Pero para los que creemos en un Más Allá, la muerte es Vida. En palabras del Beato Juan Pablo II: el Cielo es la morada permanente en “casa de nuestro Padre-Dios”.
“No tengas miedo a la muerte. Acéptala desde ahora, generosamente…., cuando Dios quiera…, como Dios quiera…, donde Dios quiera. –No lo dudes: vendrá en el tiempo, en el lugar y del modo que más convenga…, enviada por tu Padre-Dios -¡Bienvenida sea nuestra hermana la muerte!” (Camino, No. 739).

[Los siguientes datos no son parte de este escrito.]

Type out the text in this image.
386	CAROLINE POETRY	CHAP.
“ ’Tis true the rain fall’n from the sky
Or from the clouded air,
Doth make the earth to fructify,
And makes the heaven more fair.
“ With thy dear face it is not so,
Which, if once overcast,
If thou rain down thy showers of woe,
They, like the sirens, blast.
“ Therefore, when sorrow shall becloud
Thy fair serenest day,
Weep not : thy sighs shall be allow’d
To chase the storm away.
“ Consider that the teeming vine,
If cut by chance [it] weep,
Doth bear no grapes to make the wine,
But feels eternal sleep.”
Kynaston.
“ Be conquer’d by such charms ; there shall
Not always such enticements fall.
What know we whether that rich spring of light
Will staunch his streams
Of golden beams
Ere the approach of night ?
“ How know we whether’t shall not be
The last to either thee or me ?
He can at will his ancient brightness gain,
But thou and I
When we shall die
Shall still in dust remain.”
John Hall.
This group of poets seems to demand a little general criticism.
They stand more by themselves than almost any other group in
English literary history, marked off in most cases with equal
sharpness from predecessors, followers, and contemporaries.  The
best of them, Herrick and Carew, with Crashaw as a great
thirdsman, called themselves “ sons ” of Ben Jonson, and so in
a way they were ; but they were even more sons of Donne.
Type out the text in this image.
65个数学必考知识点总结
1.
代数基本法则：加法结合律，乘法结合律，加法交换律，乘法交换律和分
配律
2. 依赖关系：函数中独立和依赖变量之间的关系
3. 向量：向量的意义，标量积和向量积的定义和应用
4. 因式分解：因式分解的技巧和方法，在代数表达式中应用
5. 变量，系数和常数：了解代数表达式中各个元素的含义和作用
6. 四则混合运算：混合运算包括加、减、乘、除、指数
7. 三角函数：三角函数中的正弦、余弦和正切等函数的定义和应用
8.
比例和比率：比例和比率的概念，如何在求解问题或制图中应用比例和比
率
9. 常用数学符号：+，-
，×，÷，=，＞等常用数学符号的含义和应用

He sido testigo de dos posturas antagónicas ante la muerte. Los que, en su desesperación se resisten, con angustia, gritando: -¡No me quiero morir!
Hasta los que permanecen serenos, rezando y hasta con una sonrisa. Hace poco me contaba un amigo médico –buen católico- que iban a operar de cáncer a otro gran amigo suyo.
Mientras lo preparaban para la intervención quirúrgica lo observó calmado y alegre. Así que este médico se vio en la necesidad de aclararle:
-¿Te das cuenta de la gravedad de tu caso? ¿De qué puedes morir en la operación?
-Sí –le respondió. Me doy perfecta cuenta. En el caso de que salga adelante, le daré gracias a Dios por prestarme más tiempo de vida. Si fallezco, ¿no iré acaso con mi Dios, que me espera desde la eternidad?
Y añadía el enfermo que, aunque con sus innegables fallas, toda su vida había procurado ser un buen cristiano, un buen esposo y padre de familia. Que sentía en paz su alma para su encuentro con el Creador.
Me viene a la memoria una oración de alabanza a la Eucaristía, compuesta por Santo Tomás de Aquino, titulada “Te adoro con devoción”, en la que concluye: “Jesús, a quien ahora veo escondido, te ruego que se cumpla lo que tanto ansío: que al mirar tu Rostro ya no oculto, sea yo feliz viendo tu Gloria. Amén”.
Sabemos que para aquellos que aman al Señor y cumplen sus Mandamientos, esto es, con hechos y de verdad, la muerte no será sino un cambio de casa, pero esta vez hacia la Casa Eterna, donde reinará la Felicidad Permanente.